April 6, 2015, Carlos Moncayo, 22, was working for subcontractor Sky Materials on a project at 9-19th Ninth Avenue in New York City, generalled by Harco Construction, owned by Kenneth Hart.
Sky Materials foreman Wilmer Cueva and site superintendent Alfonso Prestia sent Moncayo into a 13-foot trench with no safety shoring. Just minutes after , the trench began to collapse, burying Moncayo up to his neck and killing him instantly as his body was crushed by thousands of pounds of dirt.
An inspection company at the site had repeatedly warned the contractors about safety hazards but their warnings fell on deaf ears. A safety inspector again warned the supervisors on April 6, 2015 about the unfortified trench. Two hours after that warning, Prestia ordered Moncayo and three other workers out of the trench. Unfortunately, Prestia gave the order in English and the men in the trench spoke Spanish. Twenty minutes later, Cueva repeated the get out order in Spanish, just as the trench was caving in.
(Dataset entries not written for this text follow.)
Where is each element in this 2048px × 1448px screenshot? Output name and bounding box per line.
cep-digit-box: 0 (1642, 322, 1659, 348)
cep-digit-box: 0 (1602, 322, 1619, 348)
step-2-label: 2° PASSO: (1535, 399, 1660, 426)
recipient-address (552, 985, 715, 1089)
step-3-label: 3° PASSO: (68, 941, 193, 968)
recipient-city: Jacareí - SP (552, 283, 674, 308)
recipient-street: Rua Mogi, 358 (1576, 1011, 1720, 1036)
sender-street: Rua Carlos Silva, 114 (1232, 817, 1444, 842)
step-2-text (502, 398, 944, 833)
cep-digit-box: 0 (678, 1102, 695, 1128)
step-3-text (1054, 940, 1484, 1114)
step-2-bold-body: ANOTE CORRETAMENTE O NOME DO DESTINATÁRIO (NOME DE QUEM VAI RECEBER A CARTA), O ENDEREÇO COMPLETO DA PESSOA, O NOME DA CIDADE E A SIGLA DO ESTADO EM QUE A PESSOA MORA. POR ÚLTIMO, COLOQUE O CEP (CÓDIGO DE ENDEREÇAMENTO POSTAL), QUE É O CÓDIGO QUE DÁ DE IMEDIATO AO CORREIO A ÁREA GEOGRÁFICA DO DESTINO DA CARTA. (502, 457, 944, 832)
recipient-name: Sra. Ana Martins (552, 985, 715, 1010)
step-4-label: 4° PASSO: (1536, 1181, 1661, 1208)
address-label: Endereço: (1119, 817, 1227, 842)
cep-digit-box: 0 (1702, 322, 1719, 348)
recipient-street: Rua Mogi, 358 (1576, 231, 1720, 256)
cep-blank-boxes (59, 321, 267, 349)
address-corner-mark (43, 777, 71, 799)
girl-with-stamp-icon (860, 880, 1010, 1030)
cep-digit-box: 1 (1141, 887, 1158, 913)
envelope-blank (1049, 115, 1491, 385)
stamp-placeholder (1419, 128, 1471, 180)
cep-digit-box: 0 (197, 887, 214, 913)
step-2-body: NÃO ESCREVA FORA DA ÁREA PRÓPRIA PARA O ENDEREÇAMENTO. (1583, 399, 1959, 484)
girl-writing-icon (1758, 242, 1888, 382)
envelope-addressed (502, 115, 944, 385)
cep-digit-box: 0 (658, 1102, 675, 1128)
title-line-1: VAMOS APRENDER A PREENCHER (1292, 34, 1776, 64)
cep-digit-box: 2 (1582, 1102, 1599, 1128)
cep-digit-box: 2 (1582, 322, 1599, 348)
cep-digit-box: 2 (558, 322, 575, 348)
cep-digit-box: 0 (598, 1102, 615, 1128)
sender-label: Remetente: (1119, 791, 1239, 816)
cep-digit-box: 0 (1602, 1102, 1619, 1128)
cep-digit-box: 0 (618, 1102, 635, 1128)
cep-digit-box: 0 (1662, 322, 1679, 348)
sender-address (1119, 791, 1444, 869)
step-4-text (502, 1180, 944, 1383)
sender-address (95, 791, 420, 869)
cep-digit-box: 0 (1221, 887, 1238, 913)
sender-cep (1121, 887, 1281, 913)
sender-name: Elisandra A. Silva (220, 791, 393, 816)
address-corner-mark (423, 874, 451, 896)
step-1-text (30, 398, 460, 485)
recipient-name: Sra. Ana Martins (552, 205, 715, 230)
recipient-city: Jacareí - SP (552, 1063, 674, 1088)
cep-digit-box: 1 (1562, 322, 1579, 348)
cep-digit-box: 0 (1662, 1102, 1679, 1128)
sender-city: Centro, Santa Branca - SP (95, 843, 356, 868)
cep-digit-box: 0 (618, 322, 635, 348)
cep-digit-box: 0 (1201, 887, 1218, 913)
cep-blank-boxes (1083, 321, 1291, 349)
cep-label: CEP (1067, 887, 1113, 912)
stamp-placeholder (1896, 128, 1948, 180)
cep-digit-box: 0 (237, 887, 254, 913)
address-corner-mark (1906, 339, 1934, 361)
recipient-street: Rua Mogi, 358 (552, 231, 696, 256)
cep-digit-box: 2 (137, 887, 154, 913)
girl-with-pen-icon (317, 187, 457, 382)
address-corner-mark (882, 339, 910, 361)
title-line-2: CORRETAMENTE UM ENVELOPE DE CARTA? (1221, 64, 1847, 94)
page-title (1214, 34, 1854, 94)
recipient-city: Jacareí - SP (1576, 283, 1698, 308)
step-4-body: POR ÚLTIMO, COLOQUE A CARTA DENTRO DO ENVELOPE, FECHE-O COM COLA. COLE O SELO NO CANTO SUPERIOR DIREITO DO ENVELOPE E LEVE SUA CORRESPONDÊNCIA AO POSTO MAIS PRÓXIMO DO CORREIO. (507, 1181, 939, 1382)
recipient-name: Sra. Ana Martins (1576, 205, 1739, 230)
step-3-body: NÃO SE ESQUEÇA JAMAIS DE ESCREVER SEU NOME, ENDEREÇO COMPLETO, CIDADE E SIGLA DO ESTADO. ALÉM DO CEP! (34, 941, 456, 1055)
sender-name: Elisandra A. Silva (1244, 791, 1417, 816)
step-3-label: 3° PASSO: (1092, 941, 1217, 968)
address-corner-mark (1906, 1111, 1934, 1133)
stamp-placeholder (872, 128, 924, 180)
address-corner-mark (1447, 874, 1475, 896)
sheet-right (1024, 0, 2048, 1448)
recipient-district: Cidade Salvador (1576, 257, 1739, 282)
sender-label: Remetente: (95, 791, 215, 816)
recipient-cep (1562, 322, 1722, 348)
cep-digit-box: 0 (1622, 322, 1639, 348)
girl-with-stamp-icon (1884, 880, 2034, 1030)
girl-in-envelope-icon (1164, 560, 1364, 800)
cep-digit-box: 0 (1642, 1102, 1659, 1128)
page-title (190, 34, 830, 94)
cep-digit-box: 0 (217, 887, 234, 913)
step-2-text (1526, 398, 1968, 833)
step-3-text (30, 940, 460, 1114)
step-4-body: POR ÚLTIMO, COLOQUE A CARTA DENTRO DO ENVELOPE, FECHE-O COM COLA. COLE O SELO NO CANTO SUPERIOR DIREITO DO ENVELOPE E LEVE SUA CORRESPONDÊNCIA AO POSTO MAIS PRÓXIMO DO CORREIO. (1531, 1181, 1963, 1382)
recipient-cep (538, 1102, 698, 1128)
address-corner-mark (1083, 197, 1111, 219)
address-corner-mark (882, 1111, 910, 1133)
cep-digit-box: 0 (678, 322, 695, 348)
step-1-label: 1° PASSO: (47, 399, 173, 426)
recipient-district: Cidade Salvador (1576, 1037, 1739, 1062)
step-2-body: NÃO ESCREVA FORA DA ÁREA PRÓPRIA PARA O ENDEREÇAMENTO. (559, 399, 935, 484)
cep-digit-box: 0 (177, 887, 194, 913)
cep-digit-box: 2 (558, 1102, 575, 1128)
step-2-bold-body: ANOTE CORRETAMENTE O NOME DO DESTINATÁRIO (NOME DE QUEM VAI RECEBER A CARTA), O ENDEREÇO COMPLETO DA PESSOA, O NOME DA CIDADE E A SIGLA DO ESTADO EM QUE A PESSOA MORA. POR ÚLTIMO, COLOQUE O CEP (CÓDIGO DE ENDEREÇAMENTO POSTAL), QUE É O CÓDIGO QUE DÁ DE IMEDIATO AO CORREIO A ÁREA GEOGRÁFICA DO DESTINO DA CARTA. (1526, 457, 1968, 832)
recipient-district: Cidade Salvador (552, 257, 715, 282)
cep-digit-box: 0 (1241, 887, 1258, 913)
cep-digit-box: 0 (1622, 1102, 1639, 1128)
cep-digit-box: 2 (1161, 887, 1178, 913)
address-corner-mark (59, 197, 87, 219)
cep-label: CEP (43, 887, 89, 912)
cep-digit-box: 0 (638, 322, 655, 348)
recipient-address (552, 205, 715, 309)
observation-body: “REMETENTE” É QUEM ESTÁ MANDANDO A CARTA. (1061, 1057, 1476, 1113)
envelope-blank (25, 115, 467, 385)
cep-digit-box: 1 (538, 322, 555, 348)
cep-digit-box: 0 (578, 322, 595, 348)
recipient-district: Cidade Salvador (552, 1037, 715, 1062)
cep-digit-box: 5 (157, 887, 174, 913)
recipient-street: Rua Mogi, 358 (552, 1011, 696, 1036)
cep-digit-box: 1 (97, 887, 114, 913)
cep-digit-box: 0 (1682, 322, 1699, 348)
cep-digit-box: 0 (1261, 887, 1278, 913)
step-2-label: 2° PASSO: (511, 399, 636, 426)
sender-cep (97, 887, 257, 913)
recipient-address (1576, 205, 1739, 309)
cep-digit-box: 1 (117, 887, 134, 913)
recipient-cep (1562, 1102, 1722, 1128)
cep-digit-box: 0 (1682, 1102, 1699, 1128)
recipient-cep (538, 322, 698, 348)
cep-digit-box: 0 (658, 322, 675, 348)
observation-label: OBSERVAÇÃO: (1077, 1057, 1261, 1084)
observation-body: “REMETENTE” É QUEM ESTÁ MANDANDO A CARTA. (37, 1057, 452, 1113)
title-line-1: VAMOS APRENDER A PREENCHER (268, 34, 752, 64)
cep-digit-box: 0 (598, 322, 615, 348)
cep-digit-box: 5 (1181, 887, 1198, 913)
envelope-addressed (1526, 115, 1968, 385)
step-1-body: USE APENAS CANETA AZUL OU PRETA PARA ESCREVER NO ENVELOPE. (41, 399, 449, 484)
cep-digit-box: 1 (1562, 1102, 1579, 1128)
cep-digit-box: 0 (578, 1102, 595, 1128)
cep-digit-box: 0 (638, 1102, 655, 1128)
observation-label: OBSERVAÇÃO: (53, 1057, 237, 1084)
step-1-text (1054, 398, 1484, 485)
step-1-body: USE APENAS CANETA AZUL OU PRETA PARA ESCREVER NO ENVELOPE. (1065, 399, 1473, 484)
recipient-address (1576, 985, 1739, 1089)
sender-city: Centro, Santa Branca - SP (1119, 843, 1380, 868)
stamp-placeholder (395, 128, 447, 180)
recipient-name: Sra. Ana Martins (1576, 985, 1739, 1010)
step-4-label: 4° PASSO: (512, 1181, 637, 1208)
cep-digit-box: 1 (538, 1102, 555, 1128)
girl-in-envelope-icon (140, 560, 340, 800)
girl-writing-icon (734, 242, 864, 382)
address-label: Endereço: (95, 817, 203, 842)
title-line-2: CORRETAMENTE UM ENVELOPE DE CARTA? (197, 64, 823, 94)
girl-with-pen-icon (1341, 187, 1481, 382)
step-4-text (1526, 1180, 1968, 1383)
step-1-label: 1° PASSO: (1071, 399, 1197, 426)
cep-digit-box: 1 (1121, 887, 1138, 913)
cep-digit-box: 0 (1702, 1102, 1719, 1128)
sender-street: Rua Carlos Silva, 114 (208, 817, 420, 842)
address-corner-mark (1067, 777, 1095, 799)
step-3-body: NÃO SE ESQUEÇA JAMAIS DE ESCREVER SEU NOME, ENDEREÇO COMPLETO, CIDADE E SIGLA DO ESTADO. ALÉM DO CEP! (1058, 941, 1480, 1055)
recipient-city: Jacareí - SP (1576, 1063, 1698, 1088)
District Attorney Cyrus Vance said Moncayo was an undocumented worker who came to the United States after graduating from high school and lived with his sister and her children. City Department of Investigations Commissioner Mark Peters said Moncayo had taken a $500 OSHA-required course to learn how to build scaffolding.
“Construction companies are responsible for the safety of the individuals that work on their projects, regardless of union or immigration status,” Vance added. “The safety of our city begins with the safety of those who lay the foundation.”
"The irony here is too great to ignore," Peters said. "An immigrant to this country scrapes together $500 to make sure he complies with the laws . . . A company that can afford to do things right decides to cut corners, evade the law and gets that immigrant killed."
“We are happy that justice was done for the family, and we are very confident that contractors will take heed on what not to do,” said Omar Henriquez of Wantagh, an organizer with the National Day Labor Organizing Network. The group says this may be the first time a general contractor has been found criminally responsible.
State Supreme Court Judge Kirke Bartley also found the company guilty on charges of criminally negligent homicide and guilty on three of four counts of reckless endangerment.